Observational Requirements for Lyman-alpha Forest Tomographic Mapping of Large-Scale Structure at z ~ 2
Abstract
The z > 2 Lyman-alpha (Lya) forest traces the underlying dark-matter distribution on large scales and, given sufficient sightlines, can be used to create 3D maps of large-scale structure. We examine the observational requirements to construct such maps and estimate the signal-to-noise as a function of exposure time and sightline density. Sightline densities at z = 2.25 are nlos = [360, 1200,3300] deg-2 at limiting magnitudes of g =[24.0, 24.5,25.0], resulting in transverse sightline separations of dperp = [3.6, 1.9, 1.2] h-1 Mpc, which roughly sets the reconstruction scale.

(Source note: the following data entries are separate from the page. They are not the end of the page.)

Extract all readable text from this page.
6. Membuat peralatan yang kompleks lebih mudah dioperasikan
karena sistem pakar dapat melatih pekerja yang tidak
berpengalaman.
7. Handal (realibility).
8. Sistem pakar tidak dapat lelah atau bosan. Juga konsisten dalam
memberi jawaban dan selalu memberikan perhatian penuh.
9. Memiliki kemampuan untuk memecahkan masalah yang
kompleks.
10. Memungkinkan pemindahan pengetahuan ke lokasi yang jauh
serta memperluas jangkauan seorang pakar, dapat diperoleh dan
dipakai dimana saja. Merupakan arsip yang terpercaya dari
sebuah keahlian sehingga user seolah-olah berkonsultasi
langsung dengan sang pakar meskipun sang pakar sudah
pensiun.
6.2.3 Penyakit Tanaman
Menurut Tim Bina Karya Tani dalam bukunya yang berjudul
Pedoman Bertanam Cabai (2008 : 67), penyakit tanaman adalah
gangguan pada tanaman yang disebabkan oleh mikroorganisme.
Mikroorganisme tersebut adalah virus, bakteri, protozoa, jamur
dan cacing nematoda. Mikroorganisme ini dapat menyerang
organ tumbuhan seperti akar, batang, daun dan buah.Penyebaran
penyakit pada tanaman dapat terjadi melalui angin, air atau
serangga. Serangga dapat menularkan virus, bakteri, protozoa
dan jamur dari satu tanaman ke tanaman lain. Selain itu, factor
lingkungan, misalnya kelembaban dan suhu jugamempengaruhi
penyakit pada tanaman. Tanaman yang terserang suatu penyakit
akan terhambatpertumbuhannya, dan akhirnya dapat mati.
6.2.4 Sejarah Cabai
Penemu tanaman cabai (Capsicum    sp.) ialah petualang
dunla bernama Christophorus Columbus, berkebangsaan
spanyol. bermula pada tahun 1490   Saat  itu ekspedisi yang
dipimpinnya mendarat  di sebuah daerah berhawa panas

We simulate these reconstructions using mock spectra with realistic noise properties, and find that spectra with S/N = 4 per angstrom can be used to generate maps that clearly trace the underlying dark-matter at overdensities of rho/<rho> ~ 1. For the VLT/VIMOS spectrograph, exposure times texp = [4, 6, 10] hrs are sufficient for maps with spatial resolution epsilon3d = [5.0, 3.2, 2.3] h-1 Mpc. Assuming ~ 250 h-1 Mpc is probed along the line-of-sight, 1 deg2 of survey area would cover a comoving volume of ~ 106 h-3 Mpc3 at <z>=2.3, enabling efficient mapping of large volumes with 8-10m telescopes. These maps could be used to study galaxy environments, detect proto-clusters, and study the topology of large-scale structure at high-z.